Connect with us

Movie Reviews

The Lost Daughter ★★★

Published

on

Director: Maggie Gyllenhaal

Stars: Olivia Coleman, Dakota Johnson, Jessie Buckley, Ed Harris

Released:  Venice Film Festival 2021

There is no denying Maggie Gyllenhaal‘s ambition in her directorial debut, which she also wrote, based on a novel by Elena Ferrante. The Lost Daughter sets out a smorgasbord of big themes and moral and social dilemmas to take in; fluctuating maternal instinct, adultery as a way to find yourself, self-fulfilment versus societal expectations, marriage and motherhood at too early an age, the loneliness of middle age, Yeats versus Auden. There’s no denying, too, the impressive talent in the film; Olivia Coleman and Jessie Buckley as respectively the older and younger versions of the lead character, languages professor Leda Caruso, Ed Harris, his face etched with the lines of years of good work in the industry, Peter Sarsgaard and a supporting cast led by Dakota Johnson and Oliver Mansour Jackson- Cohen.

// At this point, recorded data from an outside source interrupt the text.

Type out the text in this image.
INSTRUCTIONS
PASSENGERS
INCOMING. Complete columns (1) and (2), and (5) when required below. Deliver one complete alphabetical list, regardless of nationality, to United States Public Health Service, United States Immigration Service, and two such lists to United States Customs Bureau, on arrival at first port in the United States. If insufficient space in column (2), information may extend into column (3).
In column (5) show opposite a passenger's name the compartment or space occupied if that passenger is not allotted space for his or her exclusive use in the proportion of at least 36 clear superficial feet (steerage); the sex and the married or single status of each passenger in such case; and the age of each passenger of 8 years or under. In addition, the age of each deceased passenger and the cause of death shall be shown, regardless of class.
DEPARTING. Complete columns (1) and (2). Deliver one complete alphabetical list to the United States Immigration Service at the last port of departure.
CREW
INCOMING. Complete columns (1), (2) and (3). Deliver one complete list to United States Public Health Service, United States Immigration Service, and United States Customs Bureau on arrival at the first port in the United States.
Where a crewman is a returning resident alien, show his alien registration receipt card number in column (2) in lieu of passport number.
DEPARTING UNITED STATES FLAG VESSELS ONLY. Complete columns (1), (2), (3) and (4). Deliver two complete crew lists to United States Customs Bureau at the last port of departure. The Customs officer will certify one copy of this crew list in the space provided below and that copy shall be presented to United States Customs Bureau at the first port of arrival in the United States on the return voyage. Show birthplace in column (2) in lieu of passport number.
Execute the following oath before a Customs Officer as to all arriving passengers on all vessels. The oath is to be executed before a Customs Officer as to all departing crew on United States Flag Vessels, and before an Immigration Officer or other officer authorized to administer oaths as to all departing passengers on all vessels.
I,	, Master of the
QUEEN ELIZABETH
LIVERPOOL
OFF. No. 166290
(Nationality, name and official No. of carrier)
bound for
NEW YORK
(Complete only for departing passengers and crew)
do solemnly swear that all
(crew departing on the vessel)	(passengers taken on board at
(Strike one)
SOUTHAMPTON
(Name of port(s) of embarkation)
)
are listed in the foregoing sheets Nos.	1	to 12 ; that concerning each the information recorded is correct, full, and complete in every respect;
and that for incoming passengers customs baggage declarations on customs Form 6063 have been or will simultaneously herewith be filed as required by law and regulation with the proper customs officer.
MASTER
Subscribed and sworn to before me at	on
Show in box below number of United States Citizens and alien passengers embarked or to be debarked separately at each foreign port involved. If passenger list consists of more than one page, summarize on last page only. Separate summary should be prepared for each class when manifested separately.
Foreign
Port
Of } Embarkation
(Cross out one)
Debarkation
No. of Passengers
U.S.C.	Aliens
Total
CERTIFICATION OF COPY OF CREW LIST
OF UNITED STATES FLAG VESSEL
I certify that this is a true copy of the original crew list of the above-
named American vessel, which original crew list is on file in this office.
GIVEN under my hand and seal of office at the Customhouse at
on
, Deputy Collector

On paper, it should all lead to something special, an independent film that stays with you long after you’ve seen it because of the audacity of its aims. Instead, as one person after another began to walk out of the screening I was at in Venice, I confess to feeling a pang of envy as I stole yet another glance at my watch.

The film is certainly slow but not especially turgid. Olivia Coleman and Jesse Buckley are splendid as usual. And Gyllenhaal’s directing is assured and not entirely lacking in an occasional level of flair. But The Lost Daughter is heavy going and not particularly interesting in the process. It doesn’t help that none of the central characters are likeable. The dialogue is frequently painful to listen to, and during a couple of ill-advised sex scenes.

Sadly, it’s all the cinematic equivalent of being promised a Magical Winter Wonderland but finding yourself in a concrete car park on the edge of town faced with a few sorry looking huts selling Christmas tat under triangular rooftops covered in synthetic snow and a miserable looking Santa at the entrance.

It all starts so promisingly. An anguished Olivia Colman as professor Caruso stumbles towards a dark sea and falls heavily where the tide could sweep her away. Immediately we know something terrible has happened. We then go back in time with her to when she arrives on a Greek island on a working holiday. Despite her polite smiles, she is clearly a coiled bundle of volatile emotions trying hard to relax. Ed Harris is the handyman working at the villa where she’s staying. He seems keen to strike up a friendship. The scene might be being set for a midlife romance. A bowl of beautiful fresh fruit has been left on her table as a welcome gift. But when she picks up the piece of the fruit, it is rotten underneath. The scene is set for us to perhaps discover the ugly underbelly of the beautiful holiday island.

Out on the beach, Professor Caruso observes a young woman’s interactions with her small daughter. It brings back memories of her own two daughters, and the flashbacks show that the memories are painful. The scene is set for some mystery to be revealed.

The young woman, Nina, is played by Dakota Johnson and Professor Caruso clearly sees something of herself in the seemingly carefree life of the young woman, who, nevertheless, every so often appears to find the demands of the child too much. The young woman’s handsome but brutish husband and his rowdy gang turn up to shake the peace of the quiet beach with their uncouth carousing, much to Professor Caruso’s annoyance. She learns that these are ‘not good people’. The scene is set for potential menace, even violence.

The nervy Professor meets a young British student, Will, who is helpful and perhaps a little attracted to her. The scene is set for a possible young man, older woman summer romance.

Nina’s young daughter goes missing. The scene is set for a possible mystery or crime thriller. Then the girl’s doll is misplaced. Is the scene being set for something more sinister?

Unfortunately, none of the scenes which are set up for a potentially absorbing story goes anywhere. The film has more loose ends than an unfinished piece of knitting where stitch after stitch has been dropped.
The Lost Daughter, sadly, is a chore.